Supporting findings come from other fields. Kundhal and Grantcharov (2009) found medical students trained with VRS for laparoscopic procedures completed tasks significantly faster (p < 0.05) (32). Janse et al. (2013) noted benefits of VRS for medical students inexperienced in hysterectomy (33). Konge et al. (2013) observed significant improvement in respiratory physicians' ability to diagnose lymph nodes using VRS, recommending its use before clinical practice (34, 35). Conversely, Andersen et al. (2015) found no significant difference in performance for mastoidectomy simulation (p = 0.22) (36). Jimenez et al. (2018) found a VR game more effective than traditional education for teaching cancer patients about radiation therapy, attributing success to its engaging nature (reference implied but not listed in text).
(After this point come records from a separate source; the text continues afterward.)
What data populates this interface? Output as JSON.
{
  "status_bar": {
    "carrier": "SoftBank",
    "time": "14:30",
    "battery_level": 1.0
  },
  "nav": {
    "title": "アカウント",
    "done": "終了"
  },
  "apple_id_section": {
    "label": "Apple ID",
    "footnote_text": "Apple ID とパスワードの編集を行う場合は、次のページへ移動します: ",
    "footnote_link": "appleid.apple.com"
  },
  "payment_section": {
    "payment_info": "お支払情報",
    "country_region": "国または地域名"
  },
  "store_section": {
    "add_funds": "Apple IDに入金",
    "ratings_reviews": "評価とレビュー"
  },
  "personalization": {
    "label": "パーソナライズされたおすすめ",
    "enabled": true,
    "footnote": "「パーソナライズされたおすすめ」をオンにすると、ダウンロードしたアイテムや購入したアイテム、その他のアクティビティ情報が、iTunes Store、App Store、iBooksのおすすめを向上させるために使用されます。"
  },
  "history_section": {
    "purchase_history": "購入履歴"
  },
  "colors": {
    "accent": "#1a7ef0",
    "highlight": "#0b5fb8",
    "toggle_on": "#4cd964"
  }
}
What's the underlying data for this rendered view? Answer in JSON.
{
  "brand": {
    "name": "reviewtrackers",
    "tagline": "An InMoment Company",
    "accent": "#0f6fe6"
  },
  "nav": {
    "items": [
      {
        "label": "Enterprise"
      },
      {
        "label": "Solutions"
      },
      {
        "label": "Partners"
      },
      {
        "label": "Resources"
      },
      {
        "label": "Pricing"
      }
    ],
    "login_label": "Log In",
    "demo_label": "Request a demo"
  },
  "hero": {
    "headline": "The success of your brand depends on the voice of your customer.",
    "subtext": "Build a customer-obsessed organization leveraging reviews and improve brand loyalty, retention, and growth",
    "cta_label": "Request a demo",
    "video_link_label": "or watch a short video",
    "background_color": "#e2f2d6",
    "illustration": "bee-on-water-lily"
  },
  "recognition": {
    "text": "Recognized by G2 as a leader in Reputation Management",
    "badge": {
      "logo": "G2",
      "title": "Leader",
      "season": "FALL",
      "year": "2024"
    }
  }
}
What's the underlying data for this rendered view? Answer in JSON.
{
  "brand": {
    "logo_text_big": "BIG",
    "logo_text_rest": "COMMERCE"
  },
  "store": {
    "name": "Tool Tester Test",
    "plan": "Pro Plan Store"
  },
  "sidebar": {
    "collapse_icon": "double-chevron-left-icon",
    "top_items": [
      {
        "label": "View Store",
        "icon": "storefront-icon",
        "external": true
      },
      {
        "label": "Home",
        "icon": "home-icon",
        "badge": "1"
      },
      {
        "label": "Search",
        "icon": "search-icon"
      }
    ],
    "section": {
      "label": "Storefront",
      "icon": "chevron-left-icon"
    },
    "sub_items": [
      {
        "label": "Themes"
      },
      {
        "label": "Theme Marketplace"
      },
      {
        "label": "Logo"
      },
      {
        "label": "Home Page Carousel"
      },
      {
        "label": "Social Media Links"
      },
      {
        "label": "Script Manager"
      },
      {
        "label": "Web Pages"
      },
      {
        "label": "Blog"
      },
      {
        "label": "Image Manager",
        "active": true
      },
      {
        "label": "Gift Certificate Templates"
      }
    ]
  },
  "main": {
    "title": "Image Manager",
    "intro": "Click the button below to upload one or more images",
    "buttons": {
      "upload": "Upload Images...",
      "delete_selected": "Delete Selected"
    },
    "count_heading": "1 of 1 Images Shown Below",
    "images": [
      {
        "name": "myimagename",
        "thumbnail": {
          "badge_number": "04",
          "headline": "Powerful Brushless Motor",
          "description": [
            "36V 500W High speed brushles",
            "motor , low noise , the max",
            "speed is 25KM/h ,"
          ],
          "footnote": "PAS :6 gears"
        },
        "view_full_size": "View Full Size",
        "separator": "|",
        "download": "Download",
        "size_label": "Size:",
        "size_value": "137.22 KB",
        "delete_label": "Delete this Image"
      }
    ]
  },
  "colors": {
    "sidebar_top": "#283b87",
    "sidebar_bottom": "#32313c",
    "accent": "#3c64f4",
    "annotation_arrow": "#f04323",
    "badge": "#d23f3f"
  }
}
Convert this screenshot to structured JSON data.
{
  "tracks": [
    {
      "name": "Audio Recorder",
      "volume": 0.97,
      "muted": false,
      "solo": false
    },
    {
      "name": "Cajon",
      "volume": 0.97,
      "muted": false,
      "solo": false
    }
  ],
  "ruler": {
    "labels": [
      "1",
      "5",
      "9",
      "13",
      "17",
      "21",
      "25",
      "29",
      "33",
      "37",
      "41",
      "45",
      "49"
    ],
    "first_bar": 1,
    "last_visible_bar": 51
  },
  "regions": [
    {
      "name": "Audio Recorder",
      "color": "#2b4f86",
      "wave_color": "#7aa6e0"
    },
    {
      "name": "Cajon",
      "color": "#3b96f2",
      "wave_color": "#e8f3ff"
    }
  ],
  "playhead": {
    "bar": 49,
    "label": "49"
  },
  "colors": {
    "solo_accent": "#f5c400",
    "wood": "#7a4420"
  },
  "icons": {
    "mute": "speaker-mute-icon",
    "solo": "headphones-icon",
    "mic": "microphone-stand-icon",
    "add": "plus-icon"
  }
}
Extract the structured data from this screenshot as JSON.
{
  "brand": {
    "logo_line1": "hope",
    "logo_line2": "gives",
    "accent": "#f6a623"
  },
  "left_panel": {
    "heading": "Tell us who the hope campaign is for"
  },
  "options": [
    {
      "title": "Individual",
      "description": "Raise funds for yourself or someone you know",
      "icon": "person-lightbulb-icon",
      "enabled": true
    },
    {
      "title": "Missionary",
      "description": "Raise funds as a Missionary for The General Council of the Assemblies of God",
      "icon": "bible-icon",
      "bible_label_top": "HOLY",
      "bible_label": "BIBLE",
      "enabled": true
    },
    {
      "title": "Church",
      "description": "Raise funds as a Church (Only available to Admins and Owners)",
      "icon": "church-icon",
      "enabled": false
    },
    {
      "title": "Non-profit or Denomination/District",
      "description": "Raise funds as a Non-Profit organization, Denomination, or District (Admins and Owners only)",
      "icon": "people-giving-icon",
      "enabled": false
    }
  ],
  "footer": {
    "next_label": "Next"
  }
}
In anatomy education, Gorski et al. (2016) reported that a 3D VR application (KOMVR) improved engineering students' understanding of human anatomy and reduced wait times for learning resources (37). Ekstrand et al. (2018) found medical students who watched a 3D neuroanatomy video achieved higher knowledge scores (38). Soltun et al. (2019) demonstrated that 360-degree VR significantly increased knowledge and motivation in medical students (39). Gopal et al. (2018) found a VR learning system (VR4MAX) significantly improved medical students' bronchoscopy skills and knowledge (40). In contrast, Blumstein et al. (2020) found no significant knowledge difference between VR and standard teaching for tibial surgery techniques, calling for further research with larger samples and validated measures (41).
Limitations: Although the search strategy was extensive, some studies may have been missed. The full texts of two articles were unavailable; requests sent to the authors received no response, leading to their exclusion. This review was limited to English and Persian publications, potentially omitting relevant studies in other languages.
Conclusion
The use of virtual reality (VR) technology in nursing education is becoming increasingly prominent. Undergraduate students, particularly those from the millennial generation, often show less inclination toward traditional classroom attendance and rigid schedules. Consequently, virtual learning can serve as a valuable educational tool for this population. VR technology is particularly beneficial for teaching clinical skills and enhancing performance. Given the practice- and repetition-oriented nature of nursing, hands-on clinical experience remains essential alongside theoretical knowledge. Compared to traditional methods, VR offers a promising strategy to mitigate risks in nursing education. By integrating VR as a supplement to hands-on training in skill labs and clinical settings, educators can enhance student learning while maintaining patient safety and effectively preparing competent professional nurses.